Buoyant: FPSO Cidade de Ilhabela (Photo: Steferson Faria, SBM Offshore)
Buoyant: FPSO Cidade de Ilhabela (Photo: Steferson Faria, SBM Offshore)

Rising oil prices are bolstering the numbers of floating production systems on-order or in the planning stage, with fresh orders from Northern Europe and Brazil merely adding to a buoyant market, a new report says.

In the doldrums just a few years ago, the market for floating production and storage units (FPSO); floating liquefied natural gas (FLNG) and somewhat complementary floating storage and re-gasification vessels (FSRU), now includes 267 vessels on order or in the planning stage. The report by World Energy Reports identifies new players and project partners who have formerly kept out of this complicated but cost-efficient means to oilfield development.

The report's author, Jim McCaul, reveals a Petrobras keen to renew assets. It also shows the reach of Chinese development partners.

“Petrobras announced a plan for 13 new FPSOs to enter service over the next five years — and said 13 aging floating production units will be retired over the same period,” McCaul says, adding, that finance rounds for the Acajutla power plant/FSRU import terminal in El Salvador closed in December, and a Chinese group was selected to build an FSRU terminal in Cyprus.

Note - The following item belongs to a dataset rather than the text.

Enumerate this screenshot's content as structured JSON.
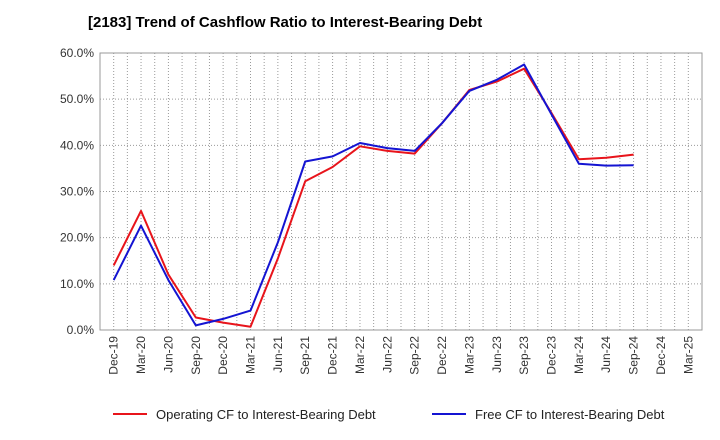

The WER report, released in December, covers developments in 2020 and beyond in detail. The past month’s SBM orders of two more Fast4Ward FPSO hulls are said to be “in anticipation of future FPSO contracts” in a nod to buoyant oil prices. Brent, the report notes, surged nine percent in a month.

The report also details the 218 floater projects in the planning stage; the 49 production or storage floaters now on order; 302 floating producers in service and 35 available for redeployment. The planning-stage projects are only slightly down from the 222 on order in the summer of 2019, and those on order are up slightly over the same period.

The data, WER notes, is current to December 27, 2019 and also notes the whereabouts of vessels being planned — including two new FSRU gas terminals that have moved to the development stage — or are already or under construction.